Dear Mom,

In honor of you, I decided I had to post this letter a little fashionably late, as it just did not feel right to post it on time :-)

Seriously though, I know I was unable to be with you on Mother’s Day, so I just wanted to take a few minutes to thank you for being the woman that you are and the role model you are to me in my life.

It’s funny, as you get older, you start to see things from a different perspective and life has a way of making you realize what is truly important.  It has a way of stripping away the BS and showing you who will actually be around forever.

Mom, let me first say, thank you for always being there for me. It goes without saying that I have made many mistakes in the 22 years I have been living so far, and yet not one of them made you mad enough to ever walk away.

I believe your presence is something I have sometimes taken for granted. Now, as I live in your home state of Texas and more than just a “drive” away from the shores of Carolina, I realize how much I miss you.  Of course, I still talk to you ten times a day and feel the need to fill you in on the trivial details of my life, but it is just the unannounced peace that comes with you being in a room- I miss that dearly.

On that same note, thank you for always being willing to listen to the unnecessary, drawn-out stories I provide to you on a daily basis.

Thank you for always being there for me, for crying and laughing with me, and sometimes just sitting with me, as you always knew exactly what was needed.

You may not know this, but remember during my junior year of playing volleyball in highschool and I was not getting any playing time?  Remember how you still came to every single match, while owning your own business and tending to three other kids?

Looking up in the stands and seeing your smiling face as you gave me a thumbs up was the only thing that allowed me to remain confident in my talent. You will never know how much that meant to me.

Thank you for signing me up for Karate in fourth grade even though I said I HATED it. It taught me a great deal of discipline and I learned the value of hard work.

Thank you for re-doing practically every poster I made for any school project. I knew the information but let’s just say that displaying that information and making it look “pretty” was NOT my forte.

Thank you for allowing me to wear umbros every single day in middle school. And I wondered why I never had a boyfriend…  :-)

Thank you for listening to me “practice” my flute, even though it sounded absolutely horrible. Good thing I didn’t try out for the highschool band, you would’ve had to discourage me out of that one.

Thank you for letting me decorate my room however I wanted to and put glow-in-the-dark stars all over my closet ceiling.

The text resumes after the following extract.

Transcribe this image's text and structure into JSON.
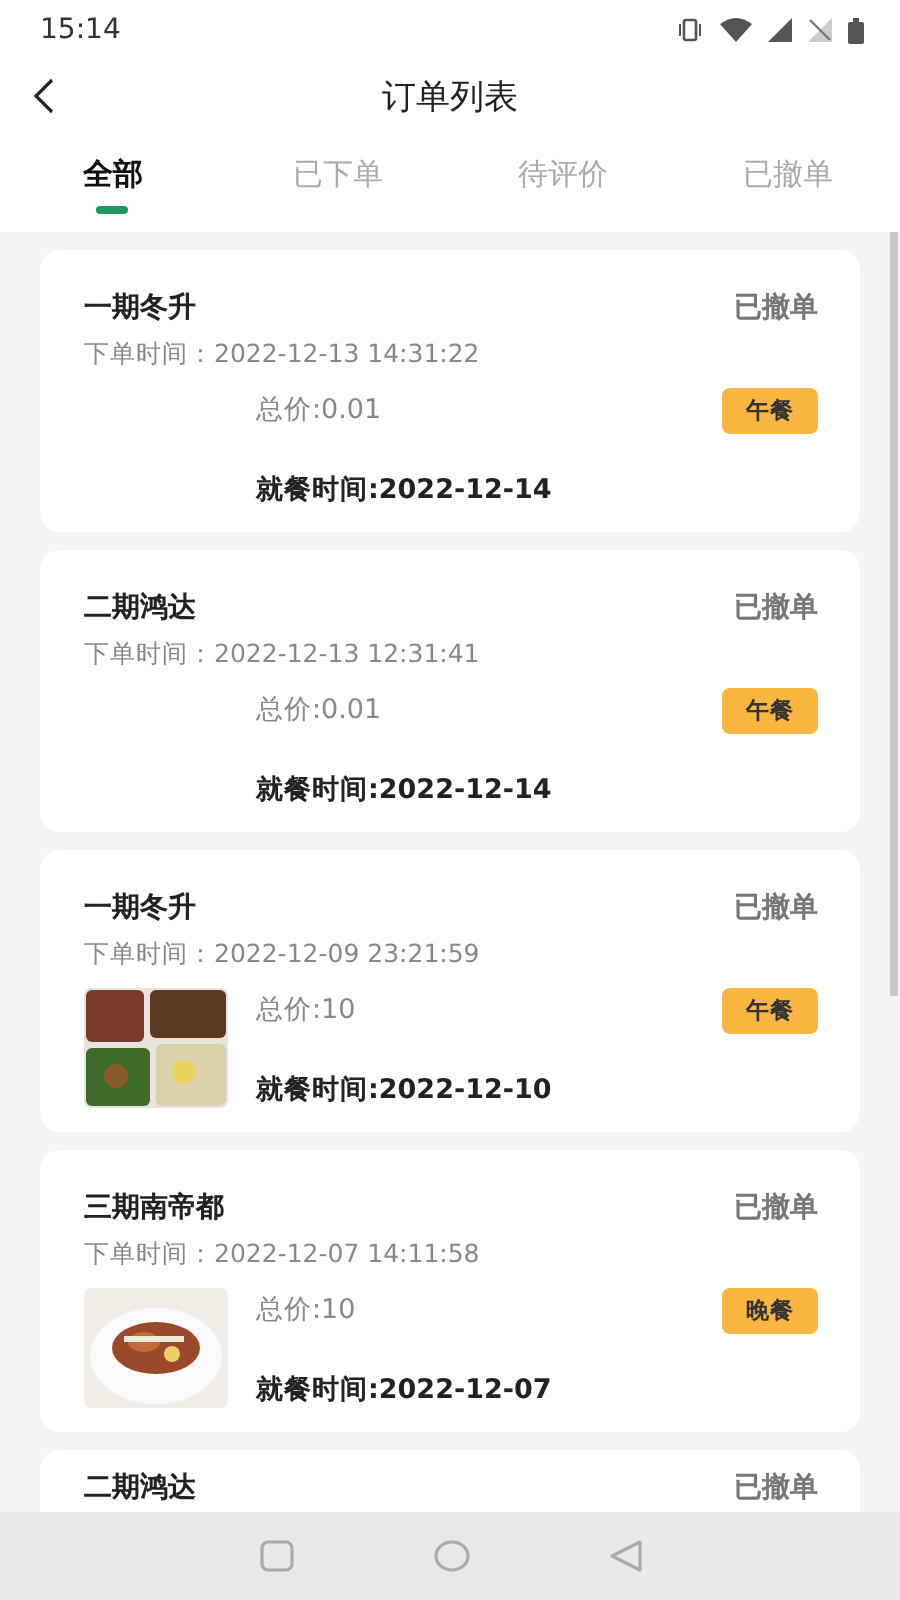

I guess then is when you realized interior decorating was not my strong suit? I now understand why y’all said my room resembled a Mexican restaurant, with tacky Christmas lights still hanging in July…my bad.

Thank you for laying in my bed and scratching my back after I thought I had lost the “love of my life.” I now see that even though you knew it was for the best, you allowed me to live in my reality and met me right where I was. You didn’t ask me to see my situation from your perspective because you knew I just needed a good cry.